Die Ausstellungsmacher erzählen, noch 2012 mussten sie eine halbe Stunde warten, wenn sie auf der Straße Jugendliche nach ihren Handyfilmen fragten. Heute sind die Smartphones so verbreitet, dass fast jeder solche Filme hat. In der Schau werden die Bildkonzeptionen bis in die Renaissance zurückverfolgt. Auch wenn die Jugendlichen nicht sagen: Ich filme Dich jetzt wie Caravaggio gemalt hat - es gibt offensichtlich Bildvorstellungen, die über Jahrhunderte tradiert sind. Das sind kollektive Vorstellungen, wie ein Porträt auszusehen hat.

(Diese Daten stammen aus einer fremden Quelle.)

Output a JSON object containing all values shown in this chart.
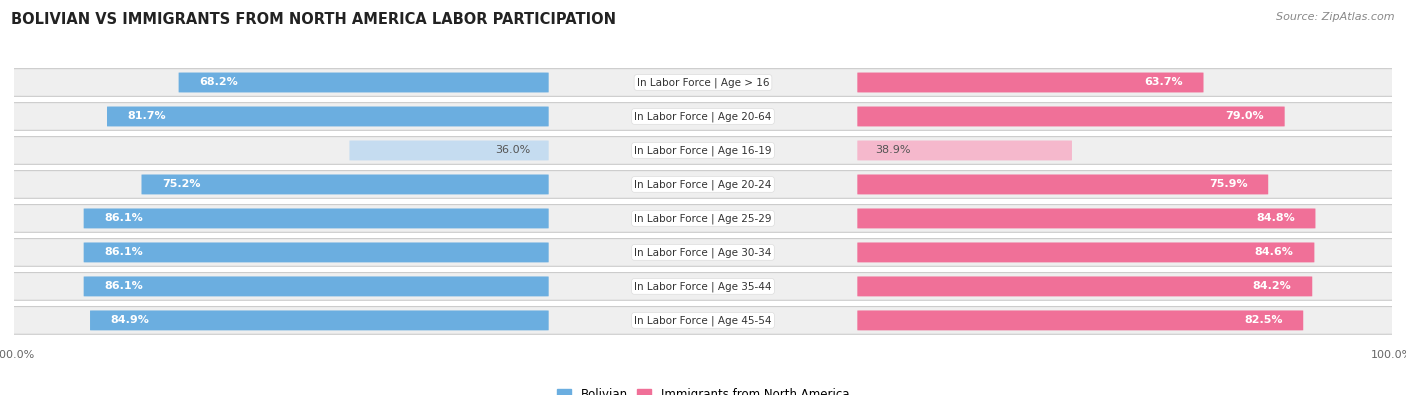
{
  "title": "BOLIVIAN VS IMMIGRANTS FROM NORTH AMERICA LABOR PARTICIPATION",
  "source": "Source: ZipAtlas.com",
  "categories": [
    "In Labor Force | Age > 16",
    "In Labor Force | Age 20-64",
    "In Labor Force | Age 16-19",
    "In Labor Force | Age 20-24",
    "In Labor Force | Age 25-29",
    "In Labor Force | Age 30-34",
    "In Labor Force | Age 35-44",
    "In Labor Force | Age 45-54"
  ],
  "bolivian": [
    68.2,
    81.7,
    36.0,
    75.2,
    86.1,
    86.1,
    86.1,
    84.9
  ],
  "immigrants": [
    63.7,
    79.0,
    38.9,
    75.9,
    84.8,
    84.6,
    84.2,
    82.5
  ],
  "bolivian_color": "#6BAEE0",
  "bolivian_color_light": "#C5DCF0",
  "immigrants_color": "#F07098",
  "immigrants_color_light": "#F5B8CC",
  "row_bg": "#EFEFEF",
  "row_shadow": "#DCDCDC",
  "max_val": 100.0,
  "figsize": [
    14.06,
    3.95
  ],
  "dpi": 100,
  "title_fontsize": 10.5,
  "value_fontsize": 8,
  "cat_fontsize": 7.5,
  "legend_fontsize": 8.5,
  "axis_fontsize": 8
}
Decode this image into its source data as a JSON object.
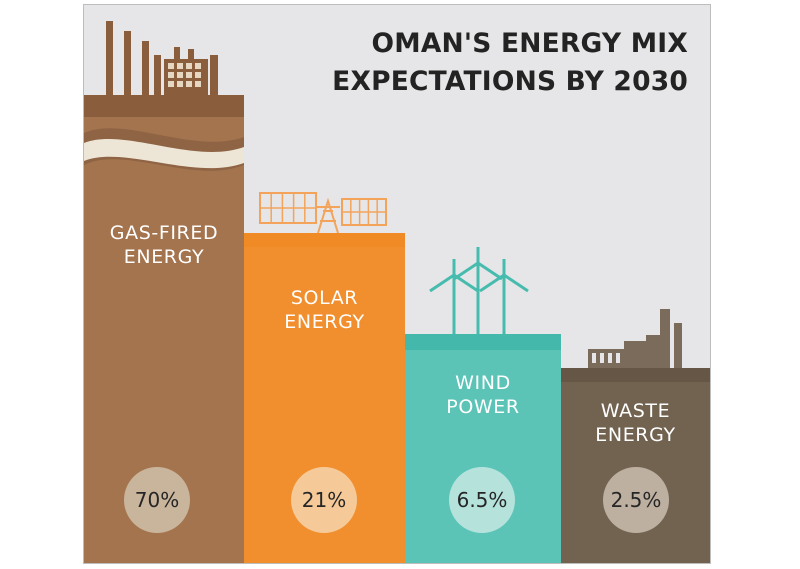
{
  "title_line1": "OMAN'S ENERGY MIX",
  "title_line2": "EXPECTATIONS BY 2030",
  "chart_data": {
    "type": "bar",
    "title": "OMAN'S ENERGY MIX EXPECTATIONS BY 2030",
    "categories": [
      "GAS-FIRED ENERGY",
      "SOLAR ENERGY",
      "WIND POWER",
      "WASTE ENERGY"
    ],
    "values": [
      70,
      21,
      6.5,
      2.5
    ],
    "value_labels": [
      "70%",
      "21%",
      "6.5%",
      "2.5%"
    ],
    "unit": "%",
    "xlabel": "",
    "ylabel": "",
    "grid": false,
    "legend": "none"
  },
  "bars": [
    {
      "line1": "GAS-FIRED",
      "line2": "ENERGY",
      "pct": "70%",
      "color": "#a4744f",
      "top_color": "#8a5d3d",
      "circle_color": "#c9b49c"
    },
    {
      "line1": "SOLAR",
      "line2": "ENERGY",
      "pct": "21%",
      "color": "#f18e2d",
      "top_color": "#f08a25",
      "circle_color": "#f6c998"
    },
    {
      "line1": "WIND",
      "line2": "POWER",
      "pct": "6.5%",
      "color": "#5cc4b7",
      "top_color": "#44b8aa",
      "circle_color": "#b5e3dc"
    },
    {
      "line1": "WASTE",
      "line2": "ENERGY",
      "pct": "2.5%",
      "color": "#726351",
      "top_color": "#665645",
      "circle_color": "#bdb0a1"
    }
  ]
}
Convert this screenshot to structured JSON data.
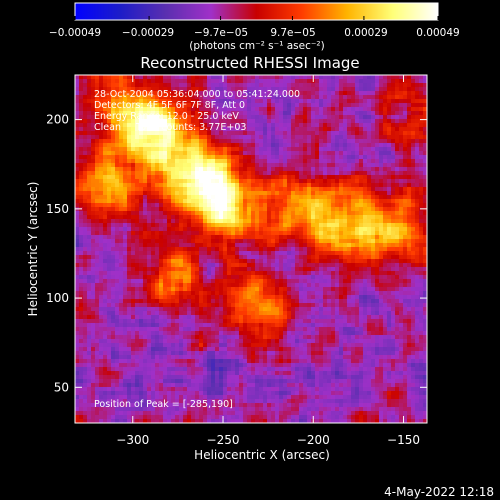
{
  "chart_data": {
    "type": "heatmap",
    "title": "Reconstructed RHESSI Image",
    "xlabel": "Heliocentric X (arcsec)",
    "ylabel": "Heliocentric Y (arcsec)",
    "xlim": [
      -332,
      -137
    ],
    "ylim": [
      30,
      225
    ],
    "xticks": [
      -300,
      -250,
      -200,
      -150
    ],
    "xtick_labels": [
      "−300",
      "−250",
      "−200",
      "−150"
    ],
    "yticks": [
      50,
      100,
      150,
      200
    ],
    "ytick_labels": [
      "50",
      "100",
      "150",
      "200"
    ],
    "colorbar": {
      "range": [
        -0.00049,
        0.00049
      ],
      "ticks": [
        -0.00049,
        -0.00029,
        -9.7e-05,
        9.7e-05,
        0.00029,
        0.00049
      ],
      "tick_labels": [
        "−0.00049",
        "−0.00029",
        "−9.7e−05",
        "9.7e−05",
        "0.00029",
        "0.00049"
      ],
      "unit_label": "(photons cm⁻² s⁻¹ asec⁻²)"
    },
    "annotations": [
      "28-Oct-2004 05:36:04.000 to 05:41:24.000",
      "Detectors: 4F 5F 6F 7F 8F, Att 0",
      "Energy Range: 12.0 - 25.0 keV",
      "Clean     Total counts: 3.77E+03"
    ],
    "peak_label": "Position of Peak = [-285,190]",
    "peak": [
      -285,
      190
    ],
    "bright_regions": [
      {
        "x": -285,
        "y": 190,
        "peak": 0.00049
      },
      {
        "x": -262,
        "y": 165,
        "peak": 0.00045
      },
      {
        "x": -248,
        "y": 152,
        "peak": 0.0004
      },
      {
        "x": -305,
        "y": 205,
        "peak": 0.00038
      },
      {
        "x": -315,
        "y": 160,
        "peak": 0.00032
      },
      {
        "x": -205,
        "y": 150,
        "peak": 0.00034
      },
      {
        "x": -180,
        "y": 138,
        "peak": 0.0003
      },
      {
        "x": -155,
        "y": 135,
        "peak": 0.00033
      },
      {
        "x": -230,
        "y": 95,
        "peak": 0.0003
      },
      {
        "x": -275,
        "y": 110,
        "peak": 0.00024
      },
      {
        "x": -140,
        "y": 200,
        "peak": 0.00022
      }
    ]
  },
  "timestamp": "4-May-2022 12:18",
  "colors": {
    "background": "#000000",
    "text": "#ffffff",
    "colormap": [
      "#0000ff",
      "#1d1dc8",
      "#5a2fb0",
      "#a030c8",
      "#c80000",
      "#ff3c00",
      "#ffb400",
      "#ffff78",
      "#ffffff"
    ]
  }
}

Nicht das Familienoberhaupt bestimmt

Seit es den Handyfilm gibt, ist es erstmals im Familienurlaub nicht mehr das Privileg des Vaters, die offiziellen Erinnerungen an den Urlaub festzuhalten. Und auch wenn Jugendliche im Urlaub dasselbe filmen wie ihre Eltern - den Eiffelturm, den Markusplatz, das Kolosseum -, sie machen das auf andere Art: Sie filmen etwa die lange Menschenschlange vor den Vatikanischen Museen und motzen über die lange Wartezeit. Während der Vater dieses unangenehme Detail in seinem Urlaubsfilm der Superlative lieber unterschlägt.